Les grands absents de cette tragique affaire ont été bien sûr les gardiens, qui ont argué pour se défendre de l’impossibilité qu’il y avait pour eux de surveiller tous les enclos. C’est bien possible, mais on peut se demander la raison pour laquelle, en ces temps de terrorisme, des caméras n’ont pas été déployées par les autorités du parc, qui est un lieu public, pour des raisons de sécurité. Si tel avait été le cas, l’incident n’aurait peut-être pas eu lieu. Encore faut-il que les gardiens eussent eu les moyens matériels d’intervenir pour faire cesser le scandale, ce qui est douteux face à des excités venus en force, et dont quelques uns commettent régulièrement des méfaits à l’encontre des animaux au point qu’ils soient devenus assez habituels.
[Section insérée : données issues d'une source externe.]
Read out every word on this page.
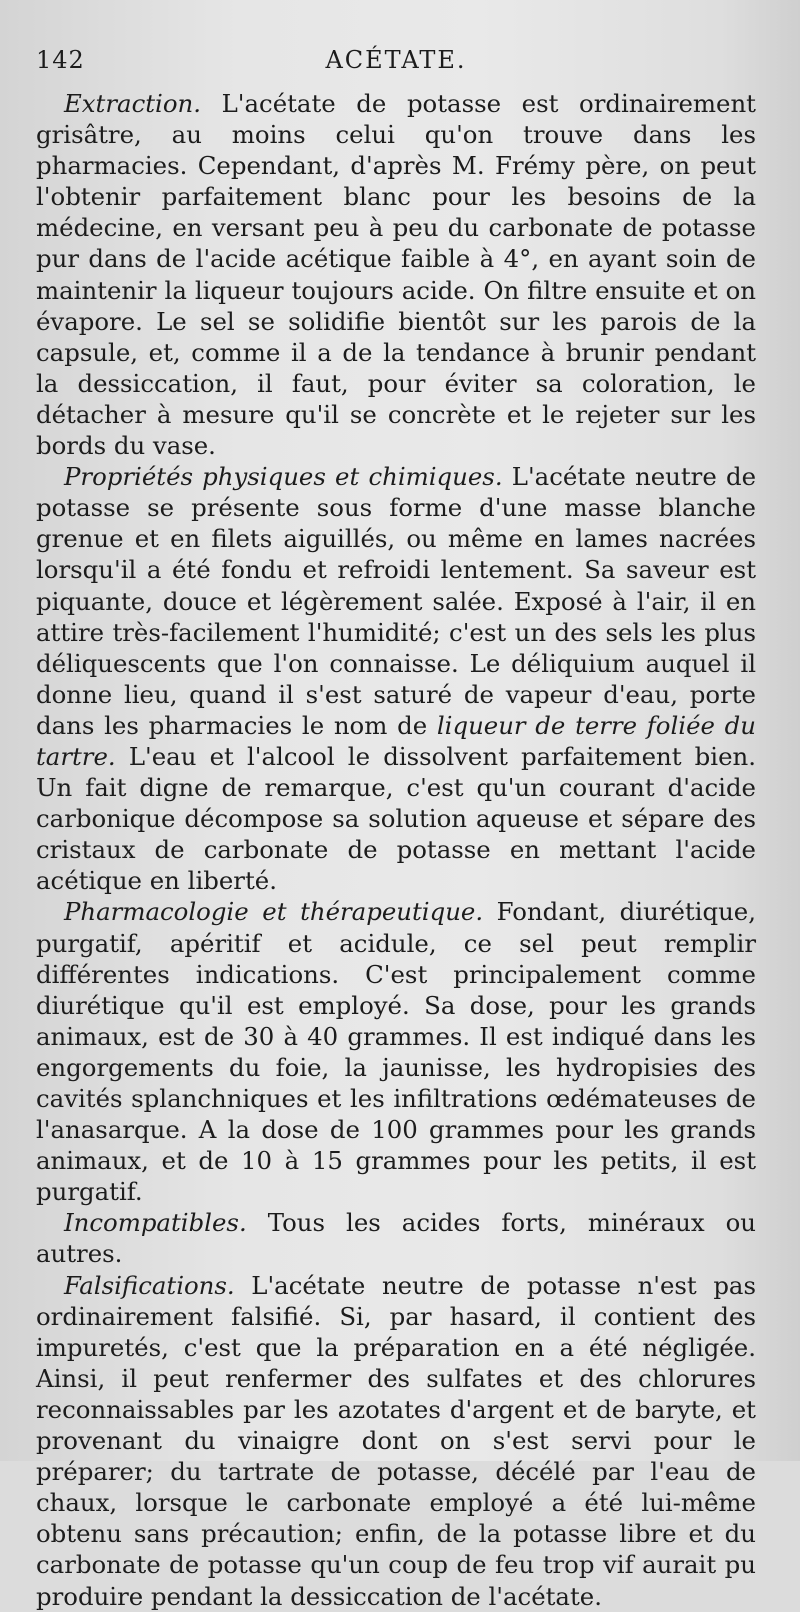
142	ACÉTATE.

Extraction. L'acétate de potasse est ordinairement grisâtre, au moins celui qu'on trouve dans les pharmacies. Cependant, d'après M. Frémy père, on peut l'obtenir parfaitement blanc pour les besoins de la médecine, en versant peu à peu du carbonate de potasse pur dans de l'acide acétique faible à 4°, en ayant soin de maintenir la liqueur toujours acide. On filtre ensuite et on évapore. Le sel se solidifie bientôt sur les parois de la capsule, et, comme il a de la tendance à brunir pendant la dessiccation, il faut, pour éviter sa coloration, le détacher à mesure qu'il se concrète et le rejeter sur les bords du vase.

Propriétés physiques et chimiques. L'acétate neutre de potasse se présente sous forme d'une masse blanche grenue et en filets aiguillés, ou même en lames nacrées lorsqu'il a été fondu et refroidi lentement. Sa saveur est piquante, douce et légèrement salée. Exposé à l'air, il en attire très-facilement l'humidité; c'est un des sels les plus déliquescents que l'on connaisse. Le déliquium auquel il donne lieu, quand il s'est saturé de vapeur d'eau, porte dans les pharmacies le nom de liqueur de terre foliée du tartre. L'eau et l'alcool le dissolvent parfaitement bien. Un fait digne de remarque, c'est qu'un courant d'acide carbonique décompose sa solution aqueuse et sépare des cristaux de carbonate de potasse en mettant l'acide acétique en liberté.

Pharmacologie et thérapeutique. Fondant, diurétique, purgatif, apéritif et acidule, ce sel peut remplir différentes indications. C'est principalement comme diurétique qu'il est employé. Sa dose, pour les grands animaux, est de 30 à 40 grammes. Il est indiqué dans les engorgements du foie, la jaunisse, les hydropisies des cavités splanchniques et les infiltrations œdémateuses de l'anasarque. A la dose de 100 grammes pour les grands animaux, et de 10 à 15 grammes pour les petits, il est purgatif.

Incompatibles. Tous les acides forts, minéraux ou autres.

Falsifications. L'acétate neutre de potasse n'est pas ordinairement falsifié. Si, par hasard, il contient des impuretés, c'est que la préparation en a été négligée. Ainsi, il peut renfermer des sulfates et des chlorures reconnaissables par les azotates d'argent et de baryte, et provenant du vinaigre dont on s'est servi pour le préparer; du tartrate de potasse, décélé par l'eau de chaux, lorsque le carbonate employé a été lui-même obtenu sans précaution; enfin, de la potasse libre et du carbonate de potasse qu'un coup de feu trop vif aurait pu produire pendant la dessiccation de l'acétate.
Ainsi donc le lynchage du crocodile ne serait que le dernier en date et le plus grave d’une série d’actes contre la répétition desquels les responsables du parc n’avaient pas pris les mesures nécessaires.

Manque d’anticipation face aux actes anormaux

Ceci nous renvoie, toutes proportions gardées, au verdict du procès de Londres ayant trait à l’attentat de l’hôtel de Sousse prononcé il y a deux jours, dont la justice britannique a estimé, après l’attentat du Bardo, que les services de sécurité tunisiens eussent dû être plus prévoyants, sinon plus réactifs.

Il y a donc un drame à l’échelon national, c’est celui du manque d’anticipation face à des actes anormaux dont la répétition soit pourtant annonciatrice de catastrophes.

Pourtant un acte comme celui du parc du belvédère devrait imposer plusieurs mesures fermes, dont la fermeture définitive du zoo, la prise en charge par des éducateurs spécialisés de ces jeunes issus des cités défavorisées et qui ne sont pas encadrés, enfin une vigilance continue face à la délinquance qui ne doit pas être reléguée au second plan sous le prétexte des contraintes imposées par la lutte antiterroriste.

Cette affaire du crocodile constitue donc bel et bien le symptôme démontrant que dans notre pays le respect du caractère sacré de l’être vivant ne soit qu’un slogan de plus, dénué de toute signification, et que les autorités et la société civile sont loin d’avoir accompli l’effort d’éducation nécessaire à sa promotion auprès de la population, en particulier les jeunes.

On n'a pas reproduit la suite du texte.